Bu durumda yine de yapılabilecek pek çok şey olduğu unutulmamalı, ümitsizliğe kapılmamalıdır. Eşlerden sadece birisinin bile evlilik ilişkisini geliştirmek niyetiyle öğrendiklerini evde uygulamaya çalışması ve sergilediği olumlu davranışlarla örnek olması, eşi üzerinde mutlaka bir etki oluşturacaktır.

Evlilik hayatında heyecanın  sönmemesi ve yorgunluğu önleyebilmek için…

  • Öncelikle eşinizi çok iyi tanıdığınızdan emin olun ve onun hoşlandığı şeylere odaklanın. Sevdiği şeyleri yapmaya çalışın ve hoşlanmadıklarından da uzak durun.

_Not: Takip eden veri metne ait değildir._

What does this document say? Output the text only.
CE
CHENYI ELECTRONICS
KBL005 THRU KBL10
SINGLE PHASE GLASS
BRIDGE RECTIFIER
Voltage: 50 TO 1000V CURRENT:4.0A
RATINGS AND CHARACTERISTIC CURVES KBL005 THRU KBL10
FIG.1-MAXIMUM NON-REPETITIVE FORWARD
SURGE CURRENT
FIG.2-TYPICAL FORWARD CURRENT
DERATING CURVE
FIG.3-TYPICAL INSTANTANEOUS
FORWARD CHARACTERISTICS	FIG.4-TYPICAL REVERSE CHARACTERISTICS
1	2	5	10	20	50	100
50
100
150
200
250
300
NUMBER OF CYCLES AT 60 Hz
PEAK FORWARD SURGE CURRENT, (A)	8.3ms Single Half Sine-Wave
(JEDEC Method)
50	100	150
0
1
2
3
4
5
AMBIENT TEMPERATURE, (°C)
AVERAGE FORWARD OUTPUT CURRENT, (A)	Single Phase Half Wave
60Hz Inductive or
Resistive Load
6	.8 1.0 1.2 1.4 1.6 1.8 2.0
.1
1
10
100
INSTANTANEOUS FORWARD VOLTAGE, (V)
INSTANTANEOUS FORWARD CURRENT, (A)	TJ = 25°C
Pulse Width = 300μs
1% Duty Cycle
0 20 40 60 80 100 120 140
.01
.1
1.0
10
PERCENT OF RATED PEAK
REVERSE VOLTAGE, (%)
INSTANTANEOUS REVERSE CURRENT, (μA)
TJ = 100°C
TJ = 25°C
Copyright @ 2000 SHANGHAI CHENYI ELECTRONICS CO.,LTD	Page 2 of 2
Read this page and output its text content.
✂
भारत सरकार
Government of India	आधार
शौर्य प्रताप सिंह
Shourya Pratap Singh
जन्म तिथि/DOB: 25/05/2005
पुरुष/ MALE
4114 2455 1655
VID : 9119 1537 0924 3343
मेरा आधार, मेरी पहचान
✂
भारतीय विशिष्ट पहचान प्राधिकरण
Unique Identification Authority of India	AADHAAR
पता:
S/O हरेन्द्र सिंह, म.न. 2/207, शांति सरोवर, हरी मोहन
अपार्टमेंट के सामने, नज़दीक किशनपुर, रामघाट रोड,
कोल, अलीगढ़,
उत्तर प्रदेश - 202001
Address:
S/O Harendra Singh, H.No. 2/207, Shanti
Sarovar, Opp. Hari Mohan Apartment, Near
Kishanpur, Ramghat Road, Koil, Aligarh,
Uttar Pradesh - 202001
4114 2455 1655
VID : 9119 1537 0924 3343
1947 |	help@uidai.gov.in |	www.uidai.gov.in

  • Kadın olarak eşiniz eve geldiğinde sizin kendisi için özenle bakım yaptığınızı ve giyindiğinizi fark etsin. Erkek olarak ta eşinize güler yüz gösterin, kendisinin hatırını sorun ve onunla ilgilenin. Kadınlar eşlerine karşı bakımlı, erkekler de eşlerine karşı nezaketli ve kibar olmaya gayret etmelidir.
  • Çok değil ama yetecek kadar konuşun. Unutmayın ki eşiniz çok sevildiğini duymak ve anlaşıldığını hissetmek ister. Kendisine yeri geldiğinde iltifatlarda bulunun, olumlu yanlarını dile getirin.
  • Eşinize daha sık teşekkür edin ve affedici olun. Yaptığı iyilikleri fark ettiğinizi hissettirin.
  • Beklenti ve eleştirilerinizi kesinlikle çok ince bir nezaketle yapın. Bunun için de iletişim tekniklerine dikkat edin.
  • Eski konuları gündeme getirmeyin, kendinize yepyeni bir sayfa açın ve aranızdaki yaşadığınız olumsuzlukları çevrenizle kesinlikle paylaşmayın. Gerektiğinde bir uzmandan yardım almaya çalışın.